La izmierda española, hipócrita, se rasgó las vestiduras cuando un político popular dijo que los del charrán, merced a un nombramiento, controlarían no sé qué tribunal por la puerta de atrás.
Y hablo de hipocresía, no porque
piense que la partitocracia en la que ha devenido el sistema político español
esté bien, sino porque los de la mano y el capullo no han hecho, o intentado
hacer, otra cosa desde la malhadada reforma del ochenta y cinco.
Diez años después, Morritos
González se preguntaba, quizá sin advertir que estaba siendo grabado por una
cámara de televisión, si es que no había nadie que les dijera a los jueces qué
es lo que tenían que hacer. Una década más tarde, un fiscal general del
gobierno -con la tendencia de la izquierda a confundir gobierno y Estado, la
cabeza del ministerio público se convierte en una especie de ministro de
justicia bis- tuvo el cuajo de decir que las togas de los fiscales debían mancharse,
cuando del terrorismo se trataba, con el polvo del camino. Se ve que
decir la sangre de las víctimas le parecía todavía un poco fuerte.

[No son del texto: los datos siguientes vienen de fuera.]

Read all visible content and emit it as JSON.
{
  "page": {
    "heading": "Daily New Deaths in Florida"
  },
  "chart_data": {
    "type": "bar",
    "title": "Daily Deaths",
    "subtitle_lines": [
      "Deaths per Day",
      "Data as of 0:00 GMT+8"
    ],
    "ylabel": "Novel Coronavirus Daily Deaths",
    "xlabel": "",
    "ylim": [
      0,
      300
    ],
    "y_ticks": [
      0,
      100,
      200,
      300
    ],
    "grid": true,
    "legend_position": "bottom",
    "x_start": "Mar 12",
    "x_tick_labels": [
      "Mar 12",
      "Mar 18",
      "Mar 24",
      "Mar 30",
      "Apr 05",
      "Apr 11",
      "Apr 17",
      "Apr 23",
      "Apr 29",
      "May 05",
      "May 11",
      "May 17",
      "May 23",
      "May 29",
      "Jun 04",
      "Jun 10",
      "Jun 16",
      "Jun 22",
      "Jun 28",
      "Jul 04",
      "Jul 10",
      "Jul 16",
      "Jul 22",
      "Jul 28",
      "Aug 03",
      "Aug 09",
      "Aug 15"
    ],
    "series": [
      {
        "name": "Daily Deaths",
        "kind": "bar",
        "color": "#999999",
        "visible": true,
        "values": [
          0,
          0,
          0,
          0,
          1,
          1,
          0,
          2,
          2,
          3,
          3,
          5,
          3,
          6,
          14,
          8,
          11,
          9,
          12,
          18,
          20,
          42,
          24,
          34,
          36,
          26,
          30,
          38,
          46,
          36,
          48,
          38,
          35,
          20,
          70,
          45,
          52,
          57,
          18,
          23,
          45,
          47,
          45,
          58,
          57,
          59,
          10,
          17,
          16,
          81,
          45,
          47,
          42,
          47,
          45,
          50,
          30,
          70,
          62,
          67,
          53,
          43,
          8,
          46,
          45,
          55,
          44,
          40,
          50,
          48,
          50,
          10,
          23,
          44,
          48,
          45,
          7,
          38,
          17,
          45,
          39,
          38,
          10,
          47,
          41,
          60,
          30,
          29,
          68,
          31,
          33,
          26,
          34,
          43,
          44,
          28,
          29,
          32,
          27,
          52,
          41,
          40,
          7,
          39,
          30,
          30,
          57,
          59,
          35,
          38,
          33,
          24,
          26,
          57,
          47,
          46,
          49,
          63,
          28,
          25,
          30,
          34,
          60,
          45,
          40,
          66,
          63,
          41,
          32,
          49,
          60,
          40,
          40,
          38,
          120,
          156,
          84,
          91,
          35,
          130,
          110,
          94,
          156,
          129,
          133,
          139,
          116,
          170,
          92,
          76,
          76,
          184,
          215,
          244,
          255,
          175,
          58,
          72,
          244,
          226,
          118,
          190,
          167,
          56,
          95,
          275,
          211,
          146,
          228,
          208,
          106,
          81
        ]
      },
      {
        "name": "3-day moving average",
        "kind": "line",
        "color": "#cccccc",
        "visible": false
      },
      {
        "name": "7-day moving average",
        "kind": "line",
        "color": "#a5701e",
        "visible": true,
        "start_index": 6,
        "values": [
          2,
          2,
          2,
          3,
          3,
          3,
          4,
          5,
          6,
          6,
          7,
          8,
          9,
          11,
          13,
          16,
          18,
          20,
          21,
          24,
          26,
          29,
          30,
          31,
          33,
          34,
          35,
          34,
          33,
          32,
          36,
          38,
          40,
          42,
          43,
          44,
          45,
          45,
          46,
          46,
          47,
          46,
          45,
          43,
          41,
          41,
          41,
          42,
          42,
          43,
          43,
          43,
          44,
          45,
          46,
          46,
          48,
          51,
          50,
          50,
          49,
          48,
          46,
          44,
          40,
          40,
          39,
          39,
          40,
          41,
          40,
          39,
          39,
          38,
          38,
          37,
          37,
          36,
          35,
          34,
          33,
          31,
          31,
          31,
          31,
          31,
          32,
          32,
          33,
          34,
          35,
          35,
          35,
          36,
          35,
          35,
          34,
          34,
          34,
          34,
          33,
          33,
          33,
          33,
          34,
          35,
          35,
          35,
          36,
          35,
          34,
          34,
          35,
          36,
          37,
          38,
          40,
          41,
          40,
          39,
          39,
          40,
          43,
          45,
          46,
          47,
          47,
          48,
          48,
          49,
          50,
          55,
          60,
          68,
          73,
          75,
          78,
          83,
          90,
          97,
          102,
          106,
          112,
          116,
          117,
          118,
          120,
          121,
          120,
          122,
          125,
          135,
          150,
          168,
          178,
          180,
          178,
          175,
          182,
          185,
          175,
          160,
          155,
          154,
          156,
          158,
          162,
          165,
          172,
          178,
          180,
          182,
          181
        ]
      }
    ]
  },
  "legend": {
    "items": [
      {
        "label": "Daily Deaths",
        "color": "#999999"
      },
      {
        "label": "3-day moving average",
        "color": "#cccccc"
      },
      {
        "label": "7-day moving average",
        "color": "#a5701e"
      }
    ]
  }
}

Y ahora, ese mismo fiscal, que
detenta la presidencia del Tribunal Constitucional, no se abstuvo en la decisión
sobre la ley de asesinatos de no nacidos perpetrada por Bibi Aído,
porque hacerlo le impediría tener el quórum suficiente. Nada le importó la
posibilidad de enfrentarse a una querella por prevaricación si no tramitaba las
recusaciones sobre el aborto en la corte de garantías: tumbó todas las
propuestas.
Delator de su conciencia (es un decir) culpable es que no se entrara al fondo del asunto, sino que lo hiciera por falta de legitimación de los recurrentes.